CloudByte was founded in 2011 and has garnered $6.1 million in funding from two rounds. The startup delivers software storage systems to service providers and enterprises deploying private clouds. It competes with the likes of NetApp.
But it’s also riding the new wave in containerized software-defined storage.
Powell says that when he was at Nexenta, the company was involved on the cutting edge of storage at that time, namely, the transition from hardware to software storage. Now, the cutting edge involves containers.
In addition, CloudByte is the lead vendor of a new open source group called OpenEBS. CloudByte created the Apache licensed storage project in the fall of 2016. The project includes native container integration with Kubernetes, Docker, and other orchestration projects.

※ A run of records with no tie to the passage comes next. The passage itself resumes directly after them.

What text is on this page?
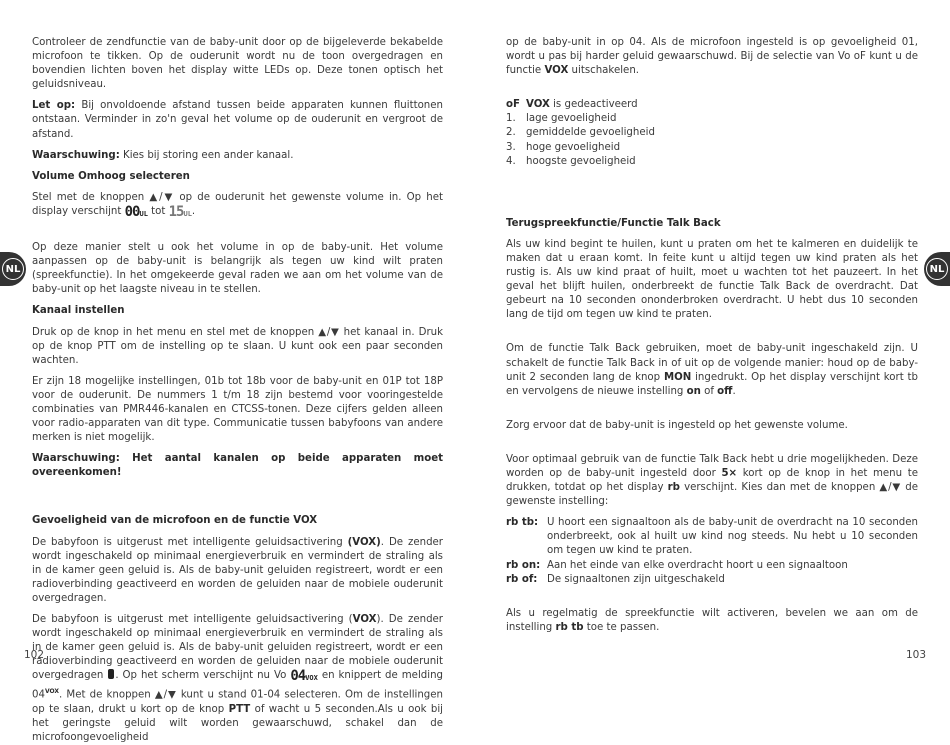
NL	NL

Controleer de zendfunctie van de baby-unit door op de bijgeleverde bekabelde microfoon te tikken. Op de ouderunit wordt nu de toon overgedragen en bovendien lichten boven het display witte LEDs op. Deze tonen optisch het geluidsniveau.

Let op: Bij onvoldoende afstand tussen beide apparaten kunnen fluittonen ontstaan. Verminder in zo'n geval het volume op de ouderunit en vergroot de afstand.

Waarschuwing: Kies bij storing een ander kanaal.

Volume Omhoog selecteren

Stel met de knoppen ▲/▼ op de ouderunit het gewenste volume in. Op het display verschijnt 00UL tot 15UL.

Op deze manier stelt u ook het volume in op de baby-unit. Het volume aanpassen op de baby-unit is belangrijk als tegen uw kind wilt praten (spreekfunctie). In het omgekeerde geval raden we aan om het volume van de baby-unit op het laagste niveau in te stellen.

Kanaal instellen

Druk op de knop in het menu en stel met de knoppen ▲/▼ het kanaal in. Druk op de knop PTT om de instelling op te slaan. U kunt ook een paar seconden wachten.

Er zijn 18 mogelijke instellingen, 01b tot 18b voor de baby-unit en 01P tot 18P voor de ouderunit. De nummers 1 t/m 18 zijn bestemd voor vooringestelde combinaties van PMR446-kanalen en CTCSS-tonen. Deze cijfers gelden alleen voor radio-apparaten van dit type. Communicatie tussen babyfoons van andere merken is niet mogelijk.

Waarschuwing: Het aantal kanalen op beide apparaten moet overeenkomen!

Gevoeligheid van de microfoon en de functie VOX

De babyfoon is uitgerust met intelligente geluidsactivering (VOX). De zender wordt ingeschakeld op minimaal energieverbruik en vermindert de straling als in de kamer geen geluid is. Als de baby-unit geluiden registreert, wordt er een radioverbinding geactiveerd en worden de geluiden naar de mobiele ouderunit overgedragen.

De babyfoon is uitgerust met intelligente geluidsactivering (VOX). De zender wordt ingeschakeld op minimaal energieverbruik en vermindert de straling als in de kamer geen geluid is. Als de baby-unit geluiden registreert, wordt er een radioverbinding geactiveerd en worden de geluiden naar de mobiele ouderunit overgedragen . Op het scherm verschijnt nu Vo 04VOX en knippert de melding $04^{VOX}$. Met de knoppen ▲/▼ kunt u stand 01-04 selecteren. Om de instellingen op te slaan, drukt u kort op de knop PTT of wacht u 5 seconden.Als u ook bij het geringste geluid wilt worden gewaarschuwd, schakel dan de microfoongevoeligheid

op de baby-unit in op 04. Als de microfoon ingesteld is op gevoeligheid 01, wordt u pas bij harder geluid gewaarschuwd. Bij de selectie van Vo oF kunt u de functie VOX uitschakelen.

oF VOX is gedeactiveerd

1.	lage gevoeligheid
2.	gemiddelde gevoeligheid
3.	hoge gevoeligheid
4.	hoogste gevoeligheid

Terugspreekfunctie/Functie Talk Back

Als uw kind begint te huilen, kunt u praten om het te kalmeren en duidelijk te maken dat u eraan komt. In feite kunt u altijd tegen uw kind praten als het rustig is. Als uw kind praat of huilt, moet u wachten tot het pauzeert. In het geval het blijft huilen, onderbreekt de functie Talk Back de overdracht. Dat gebeurt na 10 seconden ononderbroken overdracht. U hebt dus 10 seconden lang de tijd om tegen uw kind te praten.

Om de functie Talk Back gebruiken, moet de baby-unit ingeschakeld zijn. U schakelt de functie Talk Back in of uit op de volgende manier: houd op de baby-unit 2 seconden lang de knop MON ingedrukt. Op het display verschijnt kort tb en vervolgens de nieuwe instelling on of off.

Zorg ervoor dat de baby-unit is ingesteld op het gewenste volume.

Voor optimaal gebruik van de functie Talk Back hebt u drie mogelijkheden. Deze worden op de baby-unit ingesteld door 5× kort op de knop in het menu te drukken, totdat op het display rb verschijnt. Kies dan met de knoppen ▲/▼ de gewenste instelling:

rb tb: U hoort een signaaltoon als de baby-unit de overdracht na 10 seconden onderbreekt, ook al huilt uw kind nog steeds. Nu hebt u 10 seconden om tegen uw kind te praten.
rb on: Aan het einde van elke overdracht hoort u een signaaltoon
rb of: De signaaltonen zijn uitgeschakeld

Als u regelmatig de spreekfunctie wilt activeren, bevelen we aan om de instelling rb tb toe te passen.

102	103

“It’s slingshotting off Amazon’s Elastic Block Storage (EBS),” says Powell. “The Amazon APIs have become the de facto standard. OpenEBS is compatible with Amazon’s EBS. No other open source group has embraced EBS APIs.”
OpenEBS uses some of the technology developed by CloudByte including the ability to control quality of service (QoS) from containerized storage controllers.
Open Source Software-Defined Storage
The new OpenEBS joins a number of open source projects for software-defined storage.
“The one we’re going to be compared to is Ceph; that’s the one that’s got the most usage,” says Powell. “It was started by a community but backed by a company that Red Hat bought and is now managed largely by Red Hat.”
Ceph is a broad open source project, doing block, file, and object storage. While OpenEBS focuses on block storage and runs in a container itself. It bills itself as “containerized storage for containers.”
Other software-defined storage projects have been created by EMC and CoreOS.
EMC created a connection technology – libStorage – to provide a standardized protocol for containers to interface with stored data. The vendor open-sourced libStorage on GitHub.
EMC libStorage “is fundamentally an alternative to the Docker volumes,” says Powell. “In short, it is EMC’s way of offering something that might be more broadly controlled – or at least less directly Docker controlled.”
In addition, CoreOS established an open source container storage project called Torus.
“Personally I wouldn’t bet against the CoreOS team,” says Powell. “However, they have in this case bet on a means of accessing the storage called Network Block Storage as opposed to iSCSI. iSCSI is much more broadly understood and adopted.”